Political Drama
Political Drama is a hybrid of live art, sound piece and audio-documentary based on the political chaos and the crisis of representation that has taken place in Brazil in recent years. Paloma Klisys starts by compiling speeches, leaked audios, fragments of national and international news, among other sources, to create a mosaic of sounds and images manipulated in real time.
Among the hundred fragments used, the set mixes and "schizophrenizes" several clippings of the speeches of Brazilian state deputies since April 17, 2016, during the session that approved the forwarding of the process of impeachment of the president Dilma. A day considered historical in which it became particularly evident the Tower of Babel that is the current Brazilian politics, given the disparity of speeches and the reigning insanity.
The work began to be presented in July 2016, still during the impeachment trial process, and since then has been incorporating sound and visual references that emerge as the political scenario and the course of new events that seem to maintain a sui generis relationship with fantastic realism works.

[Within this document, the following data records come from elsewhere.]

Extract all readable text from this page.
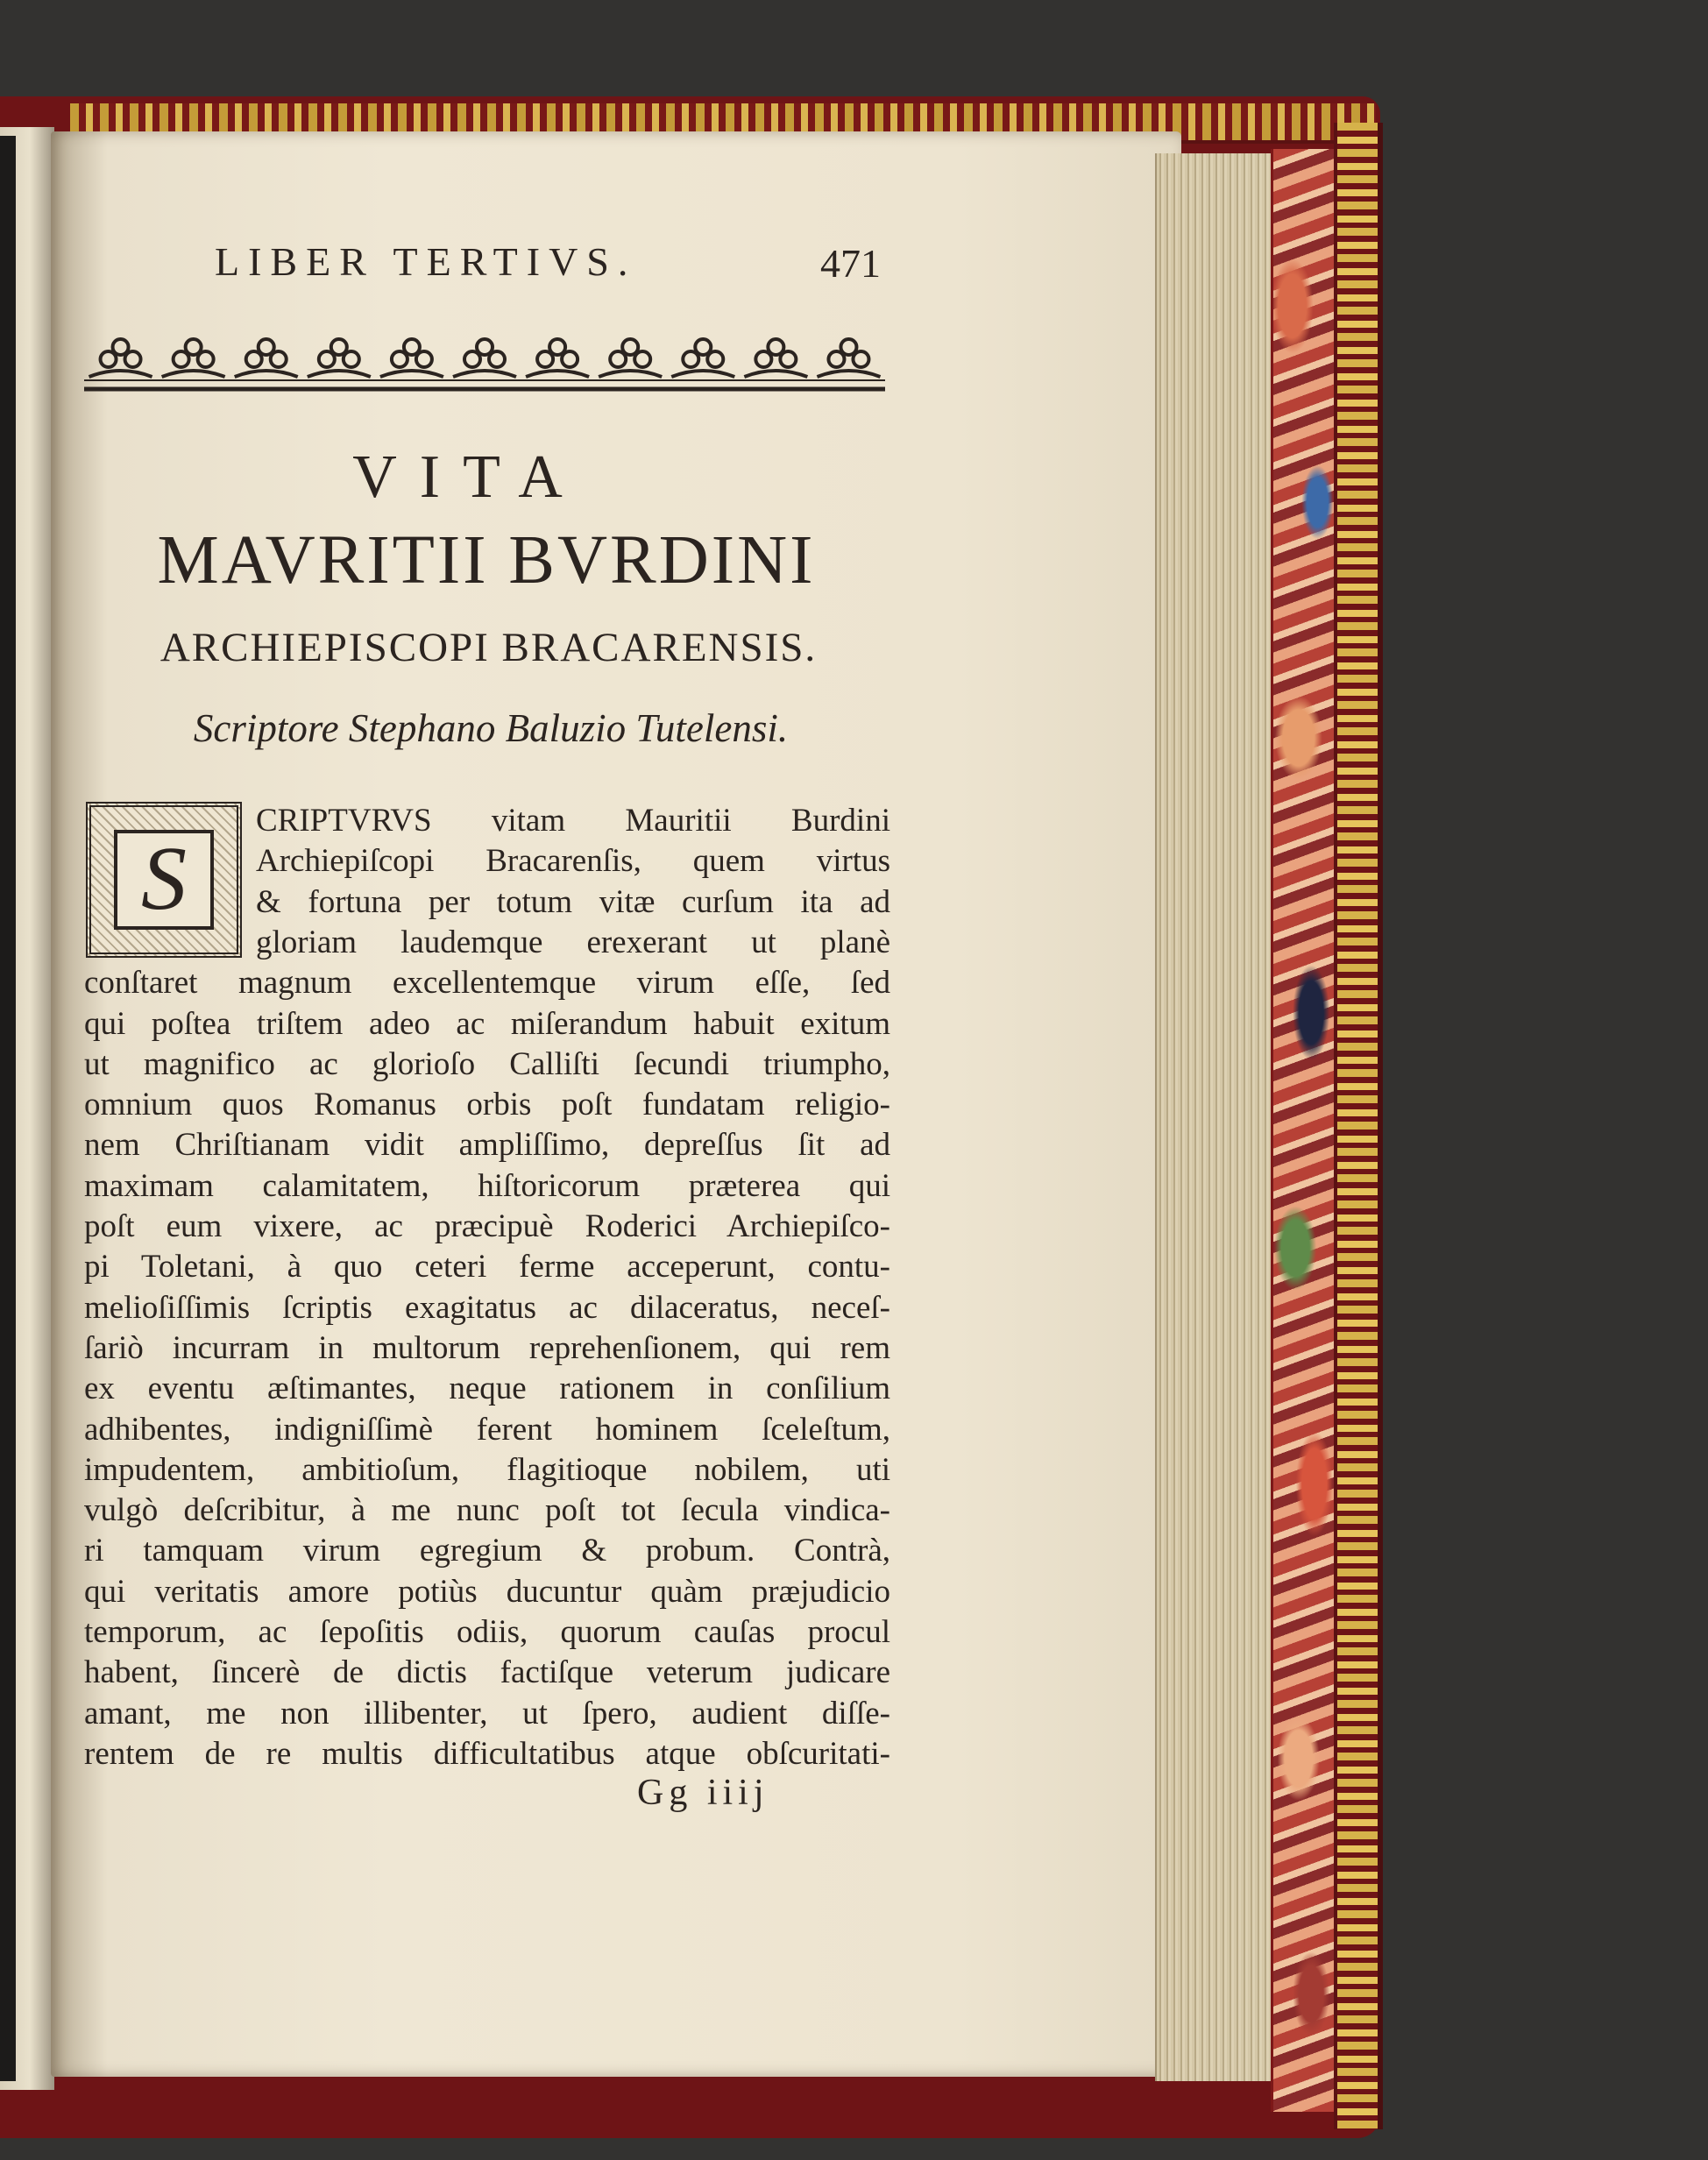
LIBER TERTIVS.	471
VITA
MAVRITII BVRDINI
ARCHIEPISCOPI BRACARENSIS.
Scriptore Stephano Baluzio Tutelensi.
S
CRIPTVRVS vitam Mauritii Burdini
Archiepiſcopi Bracarenſis, quem virtus
& fortuna per totum vitæ curſum ita ad
gloriam laudemque erexerant ut planè
conſtaret magnum excellentemque virum eſſe, ſed
qui poſtea triſtem adeo ac miſerandum habuit exitum
ut magnifico ac glorioſo Calliſti ſecundi triumpho,
omnium quos Romanus orbis poſt fundatam religio-
nem Chriſtianam vidit ampliſſimo, depreſſus ſit ad
maximam calamitatem, hiſtoricorum præterea qui
poſt eum vixere, ac præcipuè Roderici Archiepiſco-
pi Toletani, à quo ceteri ferme acceperunt, contu-
melioſiſſimis ſcriptis exagitatus ac dilaceratus, neceſ-
ſariò incurram in multorum reprehenſionem, qui rem
ex eventu æſtimantes, neque rationem in conſilium
adhibentes, indigniſſimè ferent hominem ſceleſtum,
impudentem, ambitioſum, flagitioque nobilem, uti
vulgò deſcribitur, à me nunc poſt tot ſecula vindica-
ri tamquam virum egregium & probum. Contrà,
qui veritatis amore potiùs ducuntur quàm præjudicio
temporum, ac ſepoſitis odiis, quorum cauſas procul
habent, ſincerè de dictis factiſque veterum judicare
amant, me non illibenter, ut ſpero, audient diſſe-
rentem de re multis difficultatibus atque obſcuritati-
Gg iiij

Political Drama wishes to provoke the perception of citizens through the proposition of other possibilities of listening to the speeches that, unavoidably, affect and construct our reality. To treat political criticism as textual criticism, following the recurrences and disparities in the speech tracks of our inconsequential politicians.

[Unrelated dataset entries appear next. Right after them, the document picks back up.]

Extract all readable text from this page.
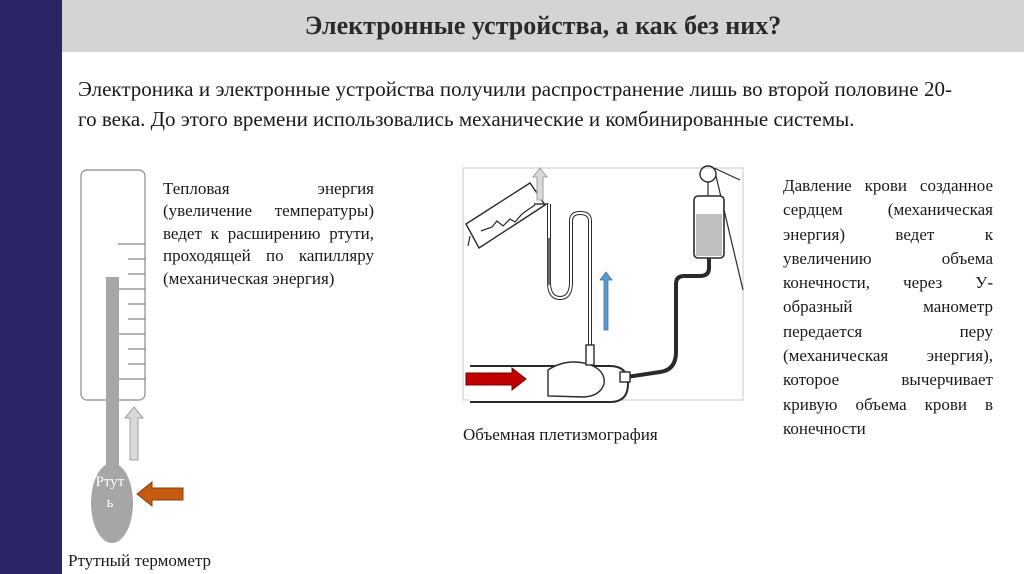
Электронные устройства, а как без них?
Электроника и электронные устройства получили распространение лишь во второй половине 20-го века. До этого времени использовались механические и комбинированные системы.
Ртуть
Тепловая энергия (увеличение температуры) ведет к расширению ртути, проходящей по капилляру (механическая энергия)
Давление крови созданное сердцем (механическая энергия) ведет к увеличению объема конечности, через У-образный манометр передается перу (механическая энергия), которое вычерчивает кривую объема крови в конечности
Объемная плетизмография
Ртутный термометр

The live polyphonic Political Drama that triggered the creative process was divided into five chapters, along which the author develops a narrative about Dilma Rousseff's impeachment process with interrelated audio and video fragments. The transitions between chapters are marked by changes in rhythm and tempo of the sound content and in the editing and presentation of the visual content.
The videos - projected and manipulated in real time concomitantly with the audio fragments - explore the repertoire of markedly rhetorical gestures, focusing as much as possible on details of body language such as looks, facial expressions, hugs, and gestures of support and/or repulsion and clash between the characters in question, among them: politicians, journalists, activists, and other social actors for and against the impeachment, affirming or rejecting the coup discourse.
The visual content of this work is composed of fragments of images and videos of the remarkable session of April 17, 2016, cut from the coverage of TV Senado and other media, but also of the entire exhaustive process of hearing defense and prosecution witnesses of the Special Committee of Impeachment, the historic session in which the former president personally made her defense in the Senate and significant events after her removal from office, and other moments in the recent history of the country. The national and international repercussion is also contemplated in the process of composing the videos
In the presentations of the live Political Drama, Paloma proposes a semiotic shock by using simultaneously in the composition of her costume elements that, currently in Brazil, represent different political stances.
The shirt of the Brazilian national soccer team used in several demonstrations to demarcate groups that affirm a thought considered to be right-wing or extreme right-wing, and the red shirt, a color considered to be the color of communists who should be persecuted and eliminated according to some more radical groups.
The artist also mixes jeans, a piece historically produced to be a workers' outfit, and the tie in reference to the formality of the corporate world.